System errors are often hidden until the Check Engine lights up, but an experienced diagnostician will count them even if the lamp is not lit (pending codes). A common cause of sluggish driving is the incorrect operation of the knock sensor. If it is too sensitive or faulty, it can βhearβ a non-existent detonation and constantly command the ECU to do the ignition angle later, drastically reducing power and increasing the temperature of the exhaust gases.

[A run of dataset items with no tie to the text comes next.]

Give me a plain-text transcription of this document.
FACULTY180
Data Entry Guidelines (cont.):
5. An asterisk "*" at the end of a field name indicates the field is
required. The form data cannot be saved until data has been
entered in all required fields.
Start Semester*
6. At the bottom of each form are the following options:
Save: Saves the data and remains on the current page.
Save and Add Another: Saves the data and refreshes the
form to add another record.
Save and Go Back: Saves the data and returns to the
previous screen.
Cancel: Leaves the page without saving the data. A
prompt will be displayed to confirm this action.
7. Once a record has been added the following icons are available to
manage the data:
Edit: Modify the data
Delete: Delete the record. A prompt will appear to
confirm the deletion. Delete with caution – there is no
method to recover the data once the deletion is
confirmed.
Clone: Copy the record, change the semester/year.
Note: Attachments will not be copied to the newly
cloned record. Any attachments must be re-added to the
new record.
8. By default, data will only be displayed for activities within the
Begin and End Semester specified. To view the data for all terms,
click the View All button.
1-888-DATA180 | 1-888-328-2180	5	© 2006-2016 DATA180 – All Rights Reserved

βοΈ Electronics diagnostics
If the voltage drops below 10-11 volts under load, the fuel pump and ignition coils may not work properly, which is perceived by the driver as a loss of traction.
Mechanical problems of the engine
If all systems are normal but no thrust, the engine may have lost compression. Wear of piston rings, charred valves or breakdown of the gasket of the HBC lead to the fact that the mixture is not compressed to the desired pressure before ignition. Less compression, less explosion energy, less output power.
Breakdown of the cylinder head (GBC) is an insidious malfunction. Gases can break into the cooling system, creating excess pressure and expelling antifreeze, or antifreeze can get into the cylinders. In the latter case, the machine will smoke white steam, and candles can be washed clean, which will lead to trifling and complete loss of power.
It is also worth mentioning the phases of gas distribution. If the belt or HRM chain is stretched or jumped onto the tooth, opening and closing the valves is not at the right time. This disrupts the process of filling cylinders and purging. The engine works, but its efficiency falls catastrophically, and it may simply not pull out even with the gear on.
Compression measurement is a mandatory stage of diagnostics of the mechanical part of the engine in case of loss of power. The spread of values between cylinders of more than 1 atmosphere indicates the need for repair of CNG or HBC.
Frequent Questions (FAQ)
Why doesn't the car just pull up when it's loaded?
This indicates that the engine is running at its limit due to any malfunction. In light mode (one driver), the lack of power is compensated by a thrust reserve, but when fully loaded and climbing uphill, the resistance increases, and the defect (clogged filter, weak compression, towing clutch) becomes critical.
Can bad gasoline cause a loss of traction?
Yes, low-octane fuel or impurity gasoline can cause detonation. The knock sensor will constantly reset the angle of ignition ahead, which will reduce power. Also, water in gasoline can cause interruptions in the work of nozzles and ignition skips.
How does air conditioning affect the dynamics of acceleration in the slide?
The air conditioner on is putting additional stress on the engine through the compressor. If the engine is working, it compensates for this by adding speeds. If there are hidden problems (for example, air suction or a slight spark), turning on the air conditioner can be the "last straw", and the car will start to stall or twitch when trying to lift.
What if the car stalls in the middle of a steep climb?
The key is not to panic. Hold the brake tightly, turn on the hand brake (or hold the pedal if there is no handhold). Start the engine. Turn on the first gear (or L/1 on the machine). Smoothly release the clutch (or remove from the brake on the machine), adding gas a little earlier than on a flat road to prevent a rollback. Use any available stop if you feel that traction is lacking.